A number of factors are happening simultaneously, but the main reason for the hotel boom seems to be that private investment is on the rise. For example, Bedrock billion Dan Gilbert has acquired about 100 properties to redevelop over the past 8 years—investing over $5 billion in the city, including the high-design Shinola Hotel, which attracts a new class of tourist to Detroit. Local brands and high-end retailers are filling in newly-built arcades and spaces that have laid dormant for years. It’s jarring to suddenly see the signage of Le Labo, John Varvatos, Warby Parker, G-Star RAW, Madewell, and Lululemon Athletica put up within months of each other. On the same buildings, higher above them: Microsoft, GalaxE.Solutions, WeWork.

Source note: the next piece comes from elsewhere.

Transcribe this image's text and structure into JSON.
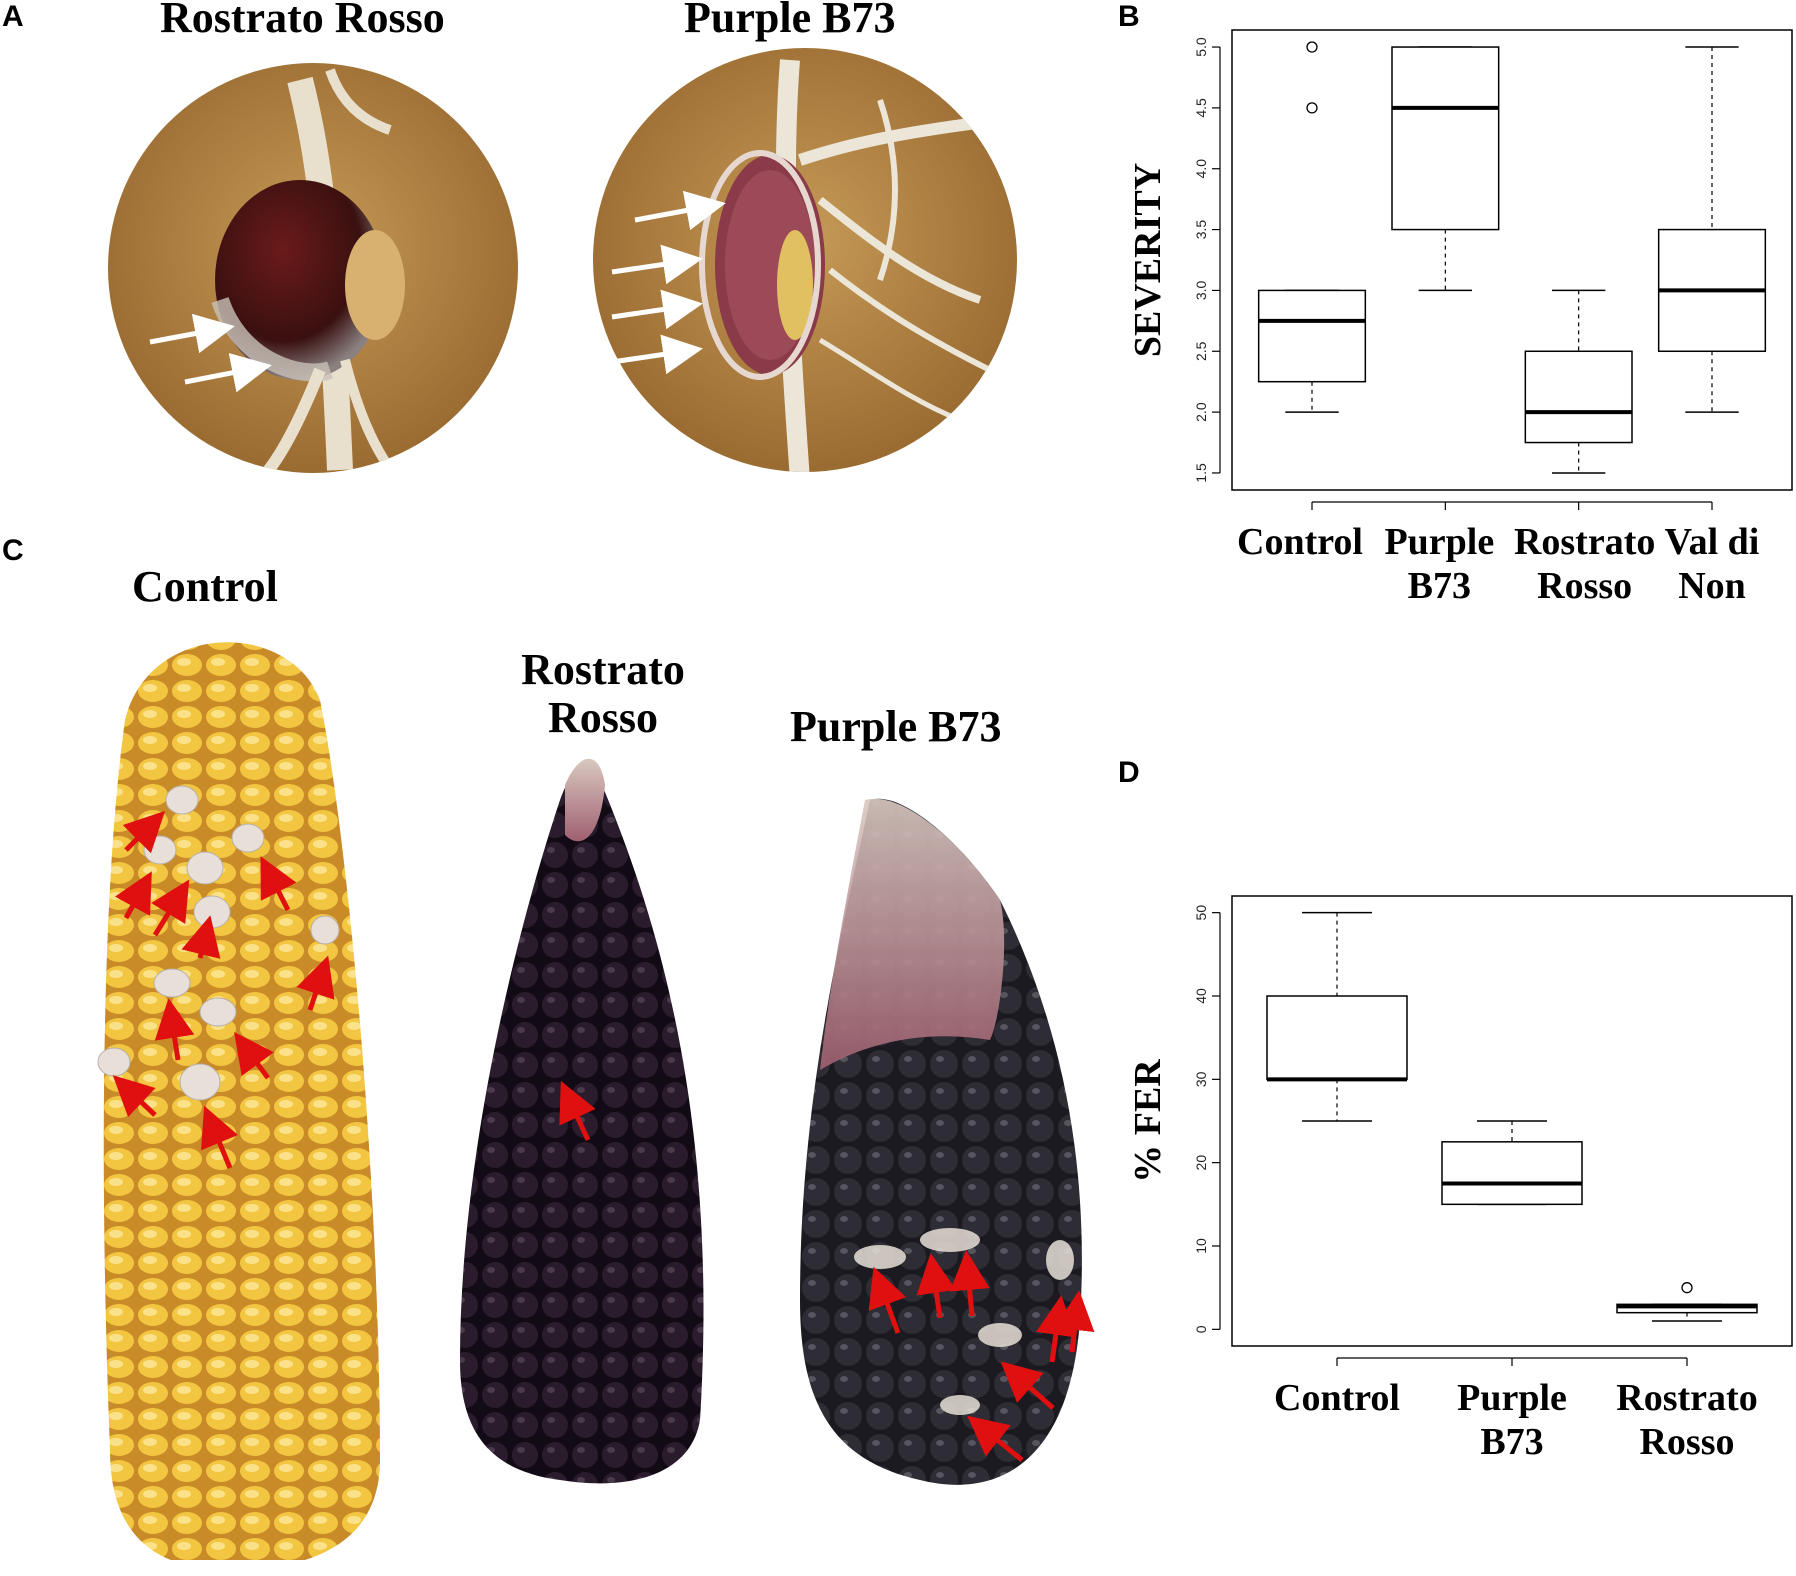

Michael O'Callaghan, Executive V.P. and C.O.O. at the Detroit Metro Convention & Visitors Bureau, has been spearheading tourism research, and he comes to the conclusion that hotels are, in fact, a major factor in revitalization. “The number of visitors has increased every year since the economic downturn in 2008, and thanks in part to our improving image, we expect those numbers will increase,” O’Callaghan says. “As proof, in 2008 hotel occupancy in the region was 48 percent. The hotel occupancy in 2018 was 69 percent.”

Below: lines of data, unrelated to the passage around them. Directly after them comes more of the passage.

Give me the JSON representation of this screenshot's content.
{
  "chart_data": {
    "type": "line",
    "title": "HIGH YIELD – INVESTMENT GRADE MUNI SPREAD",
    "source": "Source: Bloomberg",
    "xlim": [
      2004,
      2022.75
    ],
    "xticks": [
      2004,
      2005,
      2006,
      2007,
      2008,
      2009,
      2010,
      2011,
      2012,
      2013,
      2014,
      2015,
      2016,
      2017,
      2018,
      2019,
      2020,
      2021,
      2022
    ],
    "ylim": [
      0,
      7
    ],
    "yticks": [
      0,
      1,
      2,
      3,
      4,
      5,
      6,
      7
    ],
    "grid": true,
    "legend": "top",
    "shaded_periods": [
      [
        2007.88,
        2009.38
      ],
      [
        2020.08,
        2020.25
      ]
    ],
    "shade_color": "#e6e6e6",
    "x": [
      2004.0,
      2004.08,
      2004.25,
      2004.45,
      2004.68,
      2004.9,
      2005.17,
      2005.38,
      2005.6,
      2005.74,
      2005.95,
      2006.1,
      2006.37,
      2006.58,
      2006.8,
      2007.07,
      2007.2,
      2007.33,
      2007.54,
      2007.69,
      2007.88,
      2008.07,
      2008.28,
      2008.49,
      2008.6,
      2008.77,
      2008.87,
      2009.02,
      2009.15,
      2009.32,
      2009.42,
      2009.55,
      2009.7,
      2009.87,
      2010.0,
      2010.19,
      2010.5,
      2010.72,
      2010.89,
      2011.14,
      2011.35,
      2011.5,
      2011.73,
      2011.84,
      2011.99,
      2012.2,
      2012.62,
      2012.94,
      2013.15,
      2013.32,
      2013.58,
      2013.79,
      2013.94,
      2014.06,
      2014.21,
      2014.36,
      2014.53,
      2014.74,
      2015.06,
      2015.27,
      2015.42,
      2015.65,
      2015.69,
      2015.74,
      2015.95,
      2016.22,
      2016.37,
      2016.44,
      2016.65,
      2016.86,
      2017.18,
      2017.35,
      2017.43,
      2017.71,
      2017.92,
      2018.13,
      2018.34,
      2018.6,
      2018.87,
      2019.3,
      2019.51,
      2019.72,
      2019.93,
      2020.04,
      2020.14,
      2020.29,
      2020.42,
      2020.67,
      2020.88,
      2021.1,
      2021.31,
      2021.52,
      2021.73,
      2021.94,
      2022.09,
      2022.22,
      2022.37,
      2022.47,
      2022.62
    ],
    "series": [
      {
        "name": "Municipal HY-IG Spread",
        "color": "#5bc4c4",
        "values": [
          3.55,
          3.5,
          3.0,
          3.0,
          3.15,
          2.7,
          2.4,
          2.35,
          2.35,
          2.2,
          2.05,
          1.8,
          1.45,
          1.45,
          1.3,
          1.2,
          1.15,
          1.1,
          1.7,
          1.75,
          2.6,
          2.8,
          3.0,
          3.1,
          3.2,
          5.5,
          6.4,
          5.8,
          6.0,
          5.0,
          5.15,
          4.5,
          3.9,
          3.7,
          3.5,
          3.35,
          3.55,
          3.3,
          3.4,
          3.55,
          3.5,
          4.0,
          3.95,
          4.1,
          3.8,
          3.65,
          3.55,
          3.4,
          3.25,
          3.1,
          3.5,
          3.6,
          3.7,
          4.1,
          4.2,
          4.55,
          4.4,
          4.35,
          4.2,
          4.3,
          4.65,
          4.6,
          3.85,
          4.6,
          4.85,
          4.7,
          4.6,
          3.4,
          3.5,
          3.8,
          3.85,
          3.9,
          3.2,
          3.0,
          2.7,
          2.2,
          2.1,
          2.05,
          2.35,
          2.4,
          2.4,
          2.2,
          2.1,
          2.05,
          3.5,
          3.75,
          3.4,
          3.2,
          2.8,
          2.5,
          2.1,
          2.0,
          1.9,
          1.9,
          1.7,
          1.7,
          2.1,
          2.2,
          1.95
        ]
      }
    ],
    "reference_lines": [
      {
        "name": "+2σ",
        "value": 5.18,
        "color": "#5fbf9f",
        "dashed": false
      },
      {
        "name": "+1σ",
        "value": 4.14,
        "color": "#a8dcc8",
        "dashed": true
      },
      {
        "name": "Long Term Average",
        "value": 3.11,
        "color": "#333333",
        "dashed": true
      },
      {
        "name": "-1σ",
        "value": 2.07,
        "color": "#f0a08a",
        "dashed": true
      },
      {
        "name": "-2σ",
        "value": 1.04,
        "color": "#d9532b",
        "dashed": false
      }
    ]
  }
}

Michael Stone-Richards, professor of critical theory and visual studies at the College of Creative Studies, asks, “Why would we expect a city not to change?” In one of his energetic classes, Stone-Richards covers an introduction to social practice in the city and a cultural history of Detroit through the lens of people of color. He mentions that talk of gentrification—the term most critics of Detroit’s post-bankruptcy boom use to describe the changing landscape—is not productive and more a remark of the resentment of feeling powerless.

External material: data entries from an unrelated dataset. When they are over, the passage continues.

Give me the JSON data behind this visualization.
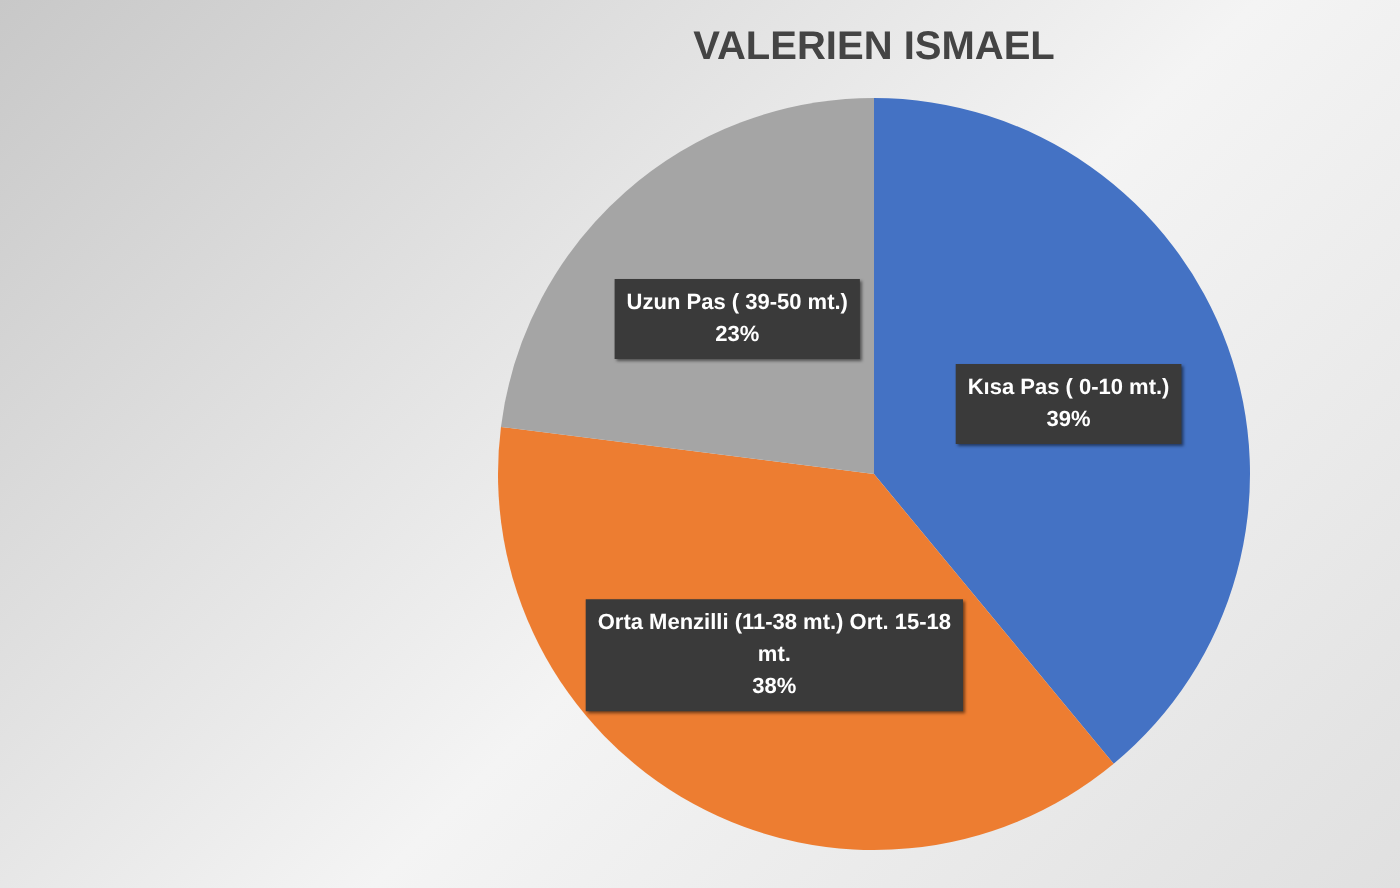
{
  "chart_data": {
    "type": "pie",
    "title": "VALERIEN ISMAEL",
    "categories": [
      "Kısa Pas ( 0-10 mt.)",
      "Orta Menzilli (11-38 mt.) Ort. 15-18 mt.",
      "Uzun Pas ( 39-50 mt.)"
    ],
    "values": [
      39,
      38,
      23
    ],
    "colors": [
      "#4472c4",
      "#ed7d31",
      "#a5a5a5"
    ],
    "value_labels": [
      "39%",
      "38%",
      "23%"
    ],
    "legend": false
  }
}
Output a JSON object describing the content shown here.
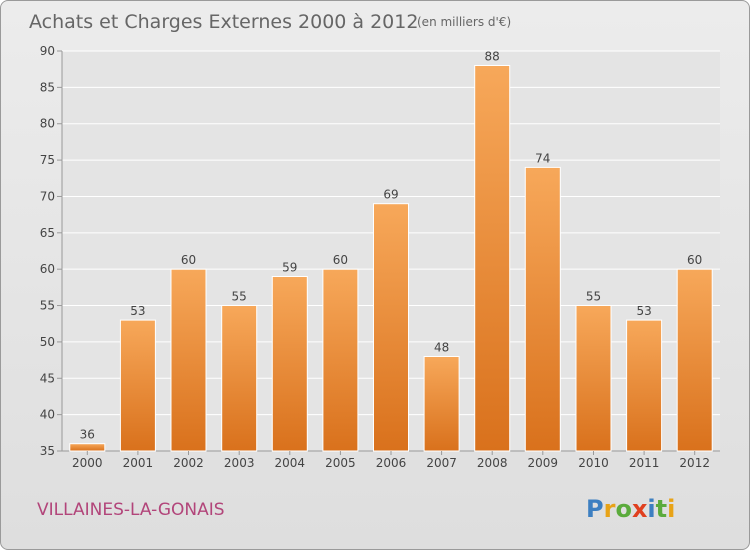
{
  "chart_data": {
    "type": "bar",
    "title": "Achats et Charges Externes 2000 à 2012",
    "subtitle": "(en milliers d'€)",
    "categories": [
      "2000",
      "2001",
      "2002",
      "2003",
      "2004",
      "2005",
      "2006",
      "2007",
      "2008",
      "2009",
      "2010",
      "2011",
      "2012"
    ],
    "values": [
      36,
      53,
      60,
      55,
      59,
      60,
      69,
      48,
      88,
      74,
      55,
      53,
      60
    ],
    "ylim": [
      35,
      90
    ],
    "yticks": [
      35,
      40,
      45,
      50,
      55,
      60,
      65,
      70,
      75,
      80,
      85,
      90
    ],
    "grid": true,
    "bar_color": "#f0953f",
    "data_labels": true
  },
  "footer": {
    "commune": "VILLAINES-LA-GONAIS",
    "brand_letters": [
      {
        "ch": "P",
        "color": "#3d7fc1"
      },
      {
        "ch": "r",
        "color": "#e8a317"
      },
      {
        "ch": "o",
        "color": "#5bab3c"
      },
      {
        "ch": "x",
        "color": "#e0401f"
      },
      {
        "ch": "i",
        "color": "#3d7fc1"
      },
      {
        "ch": "t",
        "color": "#5bab3c"
      },
      {
        "ch": "i",
        "color": "#e8a317"
      }
    ]
  }
}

According to Stone-Richards, gentrification is the result of a competition for space resulting from the globalization of capital that is linked to forces that are shaping every city in the world, and in that way, gentrification is linked to globalization. “It’s not because everyone says, ‘Oh, let’s move to Midtown.’ It’s because capital from around the world is coming in. In order to confront gentrification, you would have to confront global capitalism. Why I feel confident in speaking like that is because the problem isn’t gentrification. It’s poverty. What we should be talking about is social justice.”

“When people talk about Detroit losing its cultural identity, what they really mean is, What will become of black Detroit? Detroit is changing, and the representation of the city is changing—like the Paris of Baudelaire when he wrote that ‘the form of a city changes more quickly, alas, than the heart of a mortal.’ Whatever we think the city once stood for—all of that is in transition,” Stone-Richards says. “Once a upon time, Detroit was the Arsenal of Democracy. It was Motown. It was Fordist Industrialism. It was the city of unions and the place where someone without high school degree could earn a middle-class wage. All of that Detroit is gone. And it’s not coming back.”

But his outlook is optimistic. “Detroiters were bored with the word 'renaissance'. I learned to ignore it. But after a certain point, people both within and beyond Detroit were astonished at the changes and transformations of the city." She observes, "People come to Detroit to participate and see if it’s true. They come to celebrate. I would like to emphasize that. You don’t go to Paris to be miserable. You go to celebrate being in Paris. Detroit is being celebrated for its survival and its renewal.”